La tercera y última historia atañe a la punta de Tilduco, situada entre la laguna Tuerta y la playa Diojan, más o menos dondevivo. La leyenda dice que perdida en las aguas bajo esta punta hay un ancla de oro. Yo eso lo dudo mucho, porque las anclas de los marinos son de hierro, rígido y resistente, y el oro es demasiado maleable . Pero con la figura sincrética del ancla de oro la leyenda puede haber querido sintetizar un barco cargado de oro. El caso es que algo debe haber de cierto en todo esto, porque no hace muchos años aparecieron por allí unos gringos que estuvieron varios días volando repetidamente con avioneta por las aguas próximas, y que finalmente le pidieron permiso al dueño de la propiedad de la que forma parte la punta de Tilduco para explorar la costa en busca de cosas antiguas. Permiso que dicho dueño les negó, quizá pensando que si allí había un tesoro el que tenía que encontrarlo era él. Los gringos se fueron para no volver más. Hay que decir que la punta de Tilduco es un enorme farallón que cae a pico sobre el mar, y que en su base se abre una gran cueva en la que algunos que se han atrevido a llegar hasta ella por tierra han encontrado conchales, que son restos antiguos de conchas de mariscos, indicadores de un poblamiento remoto. También tengo amigos de por allí que en los buenos tiempos del negocio de los locos escondían en la cueva los que habían cogido cuando eran más de la cuenta, para venderlos más tarde. Así está la cosa.

Me gustaría terminar esta memoria de hechos pasados con dos consideraciones.

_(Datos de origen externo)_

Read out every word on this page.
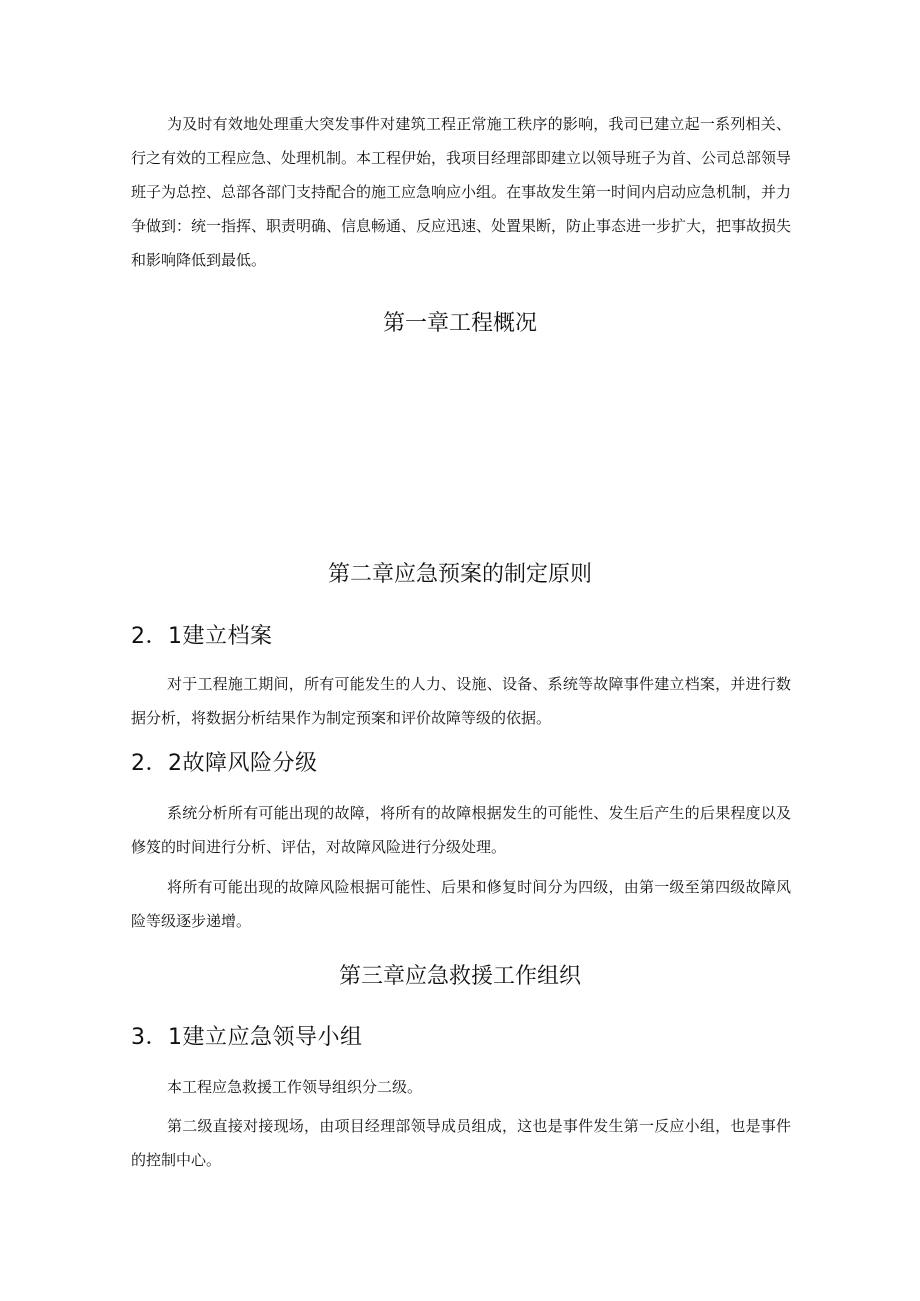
为及时有效地处理重大突发事件对建筑工程正常施工秩序的影响，我司已建立起一系列相关、行之有效的工程应急、处理机制。本工程伊始，我项目经理部即建立以领导班子为首、公司总部领导班子为总控、总部各部门支持配合的施工应急响应小组。在事故发生第一时间内启动应急机制，并力争做到：统一指挥、职责明确、信息畅通、反应迅速、处置果断，防止事态进一步扩大，把事故损失和影响降低到最低。

第一章工程概况
第二章应急预案的制定原则
2．1建立档案

对于工程施工期间，所有可能发生的人力、设施、设备、系统等故障事件建立档案，并进行数据分析，将数据分析结果作为制定预案和评价故障等级的依据。

2．2故障风险分级

系统分析所有可能出现的故障，将所有的故障根据发生的可能性、发生后产生的后果程度以及修笈的时间进行分析、评估，对故障风险进行分级处理。

将所有可能出现的故障风险根据可能性、后果和修复时间分为四级，由第一级至第四级故障风险等级逐步递增。

第三章应急救援工作组织
3．1建立应急领导小组

本工程应急救援工作领导组织分二级。

第二级直接对接现场，由项目经理部领导成员组成，这也是事件发生第一反应小组，也是事件的控制中心。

Máscara funeraria en lámina de oro puro
Calima, Colombia, S. I-X A.C
Museo Etnológico de Berlin-Dahlem
Foto de Andreas Praefcke
La primera lo es con respecto al oro. Quizá no hay un mineral que haya estado ligado a los humanos desde tiempos más remotos. Resistente a todo tipo de corrosión, maleable, poco abundante, estuvo presente en el invento del dinero y ha sido desde entonces un poderoso excitante de la fantasía humana. Porque además el oro todavía puede encontrarse en la naturaleza, de ahí la figura del buscador de oro, ese de la fiebre de oro del Yukón que inmortalizó el gran novelista Jack London, el que puede encontrar la fortuna en un filón escondido o en las arenas de un río. Pues bien: en Chiloé todavía hay buscadores de oro, que yo los he visto. Solo persisten hoy en Cucao y sus alrededores, hasta Rahué por el Sur. Buscan el oro en las arenas de la 
playa, porque las vetas auríferas parece que afloran a la superficie en el fondo del mar. También se ha buscado oro hasta hace pocos años en Pumillahue, al lado de Duhatao. De hecho, Pumillahue en williche significa “lugar de mucho oro”.

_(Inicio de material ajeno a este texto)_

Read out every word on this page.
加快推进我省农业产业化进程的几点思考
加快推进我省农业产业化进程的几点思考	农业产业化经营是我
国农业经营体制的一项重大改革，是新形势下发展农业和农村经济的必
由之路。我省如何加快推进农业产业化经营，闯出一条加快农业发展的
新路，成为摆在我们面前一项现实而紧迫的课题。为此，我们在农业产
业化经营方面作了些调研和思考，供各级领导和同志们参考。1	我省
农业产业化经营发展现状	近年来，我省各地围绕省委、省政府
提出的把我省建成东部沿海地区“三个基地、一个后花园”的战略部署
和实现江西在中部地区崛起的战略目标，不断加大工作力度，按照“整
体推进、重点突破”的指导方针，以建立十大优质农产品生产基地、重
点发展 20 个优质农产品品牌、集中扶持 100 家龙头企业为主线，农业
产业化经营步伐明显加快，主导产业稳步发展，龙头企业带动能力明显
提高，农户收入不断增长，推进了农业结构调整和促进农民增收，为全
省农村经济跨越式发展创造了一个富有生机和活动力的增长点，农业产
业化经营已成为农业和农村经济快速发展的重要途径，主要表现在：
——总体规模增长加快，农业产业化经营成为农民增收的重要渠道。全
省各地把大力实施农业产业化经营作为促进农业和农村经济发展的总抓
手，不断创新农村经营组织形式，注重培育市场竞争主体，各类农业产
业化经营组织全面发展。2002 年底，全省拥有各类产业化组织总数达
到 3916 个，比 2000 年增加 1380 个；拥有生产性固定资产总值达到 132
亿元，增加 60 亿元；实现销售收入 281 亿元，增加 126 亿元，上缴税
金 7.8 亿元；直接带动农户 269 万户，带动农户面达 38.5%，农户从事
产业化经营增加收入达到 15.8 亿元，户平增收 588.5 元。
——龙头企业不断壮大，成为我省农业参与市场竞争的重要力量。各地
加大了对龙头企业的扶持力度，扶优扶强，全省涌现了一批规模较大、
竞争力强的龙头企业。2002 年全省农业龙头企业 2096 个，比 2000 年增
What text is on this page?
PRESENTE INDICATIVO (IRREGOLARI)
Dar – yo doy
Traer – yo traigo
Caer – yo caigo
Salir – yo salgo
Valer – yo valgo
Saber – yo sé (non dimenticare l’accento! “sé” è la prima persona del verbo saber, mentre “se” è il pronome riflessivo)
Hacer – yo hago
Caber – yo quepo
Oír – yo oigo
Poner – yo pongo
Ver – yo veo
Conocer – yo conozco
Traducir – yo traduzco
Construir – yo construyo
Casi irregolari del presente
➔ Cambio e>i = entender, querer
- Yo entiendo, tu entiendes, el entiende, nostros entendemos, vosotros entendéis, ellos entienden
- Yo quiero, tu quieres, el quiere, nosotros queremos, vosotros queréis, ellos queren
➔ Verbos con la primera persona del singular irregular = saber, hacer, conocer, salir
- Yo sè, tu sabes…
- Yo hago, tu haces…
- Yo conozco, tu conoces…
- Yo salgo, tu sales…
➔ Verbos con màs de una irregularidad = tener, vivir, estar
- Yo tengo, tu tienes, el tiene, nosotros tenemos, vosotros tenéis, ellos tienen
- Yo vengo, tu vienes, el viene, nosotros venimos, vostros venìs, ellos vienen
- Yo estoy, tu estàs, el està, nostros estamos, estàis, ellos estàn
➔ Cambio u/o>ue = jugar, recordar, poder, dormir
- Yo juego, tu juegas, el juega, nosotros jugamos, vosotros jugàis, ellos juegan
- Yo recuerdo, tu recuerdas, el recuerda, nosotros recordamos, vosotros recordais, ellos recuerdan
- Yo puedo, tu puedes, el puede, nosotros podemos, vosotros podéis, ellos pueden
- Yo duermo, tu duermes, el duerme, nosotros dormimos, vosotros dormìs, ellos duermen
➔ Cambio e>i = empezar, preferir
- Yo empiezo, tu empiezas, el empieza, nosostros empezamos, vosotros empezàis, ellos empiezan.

La segunda, con respecto a la búsqueda de tesoros en las costas de Chiloé abiertas al Pacífico. No solo tengo estas tres referencias a través de mi amiga. Conozco otras personas de Pumillahue que han participado en una expedición (así hay que llamarla, por las grandes dificultades de acceso) a un lugar de la costa entre Duhatao y Chepu en busca de unos restos de naufragio antiguo que se veían desde el mar pero no eran accesibles por lo bravo de aquellas orillas. Tuvieron que atravesar una masa de vegetación casi impenetrable para llegar a la costa, y ya en ella trepar como chivos. Encontraron componentes de hierro de un velero antiguo, entre ellos un ancla enorme. Pero nada de oro.

En  cualquier caso: ciertas o no, en todo o en parte, estas tres historias son bonitas y encierran mensajes importantes sobre la cultura local:  que está abierta al mar, desde el que puede llegarle tanto la desgracia como la salvación, y abierta también a la esperanza fantástica de que el día menos pensado la pobreza puede convertirse en oro puro, de 24 kilates, como el de la máscara funeraria colombiana que he bajado de esa cueva de Alí Babá que es Internet.

1 comentario:

Jenny S. dijo...

Hola, encontré su blog como quien busca un tesoro, guiada por esas historias que también he escuchado desde niña, sobre tesoros escondidos y mulitas cargadas de oro, todo en esos paisajes maravillosos que son parte de mi propia historia, mi familia materna vive allí. Gracias por dedicarle tiempo y compartir estas historias locales que son también universales.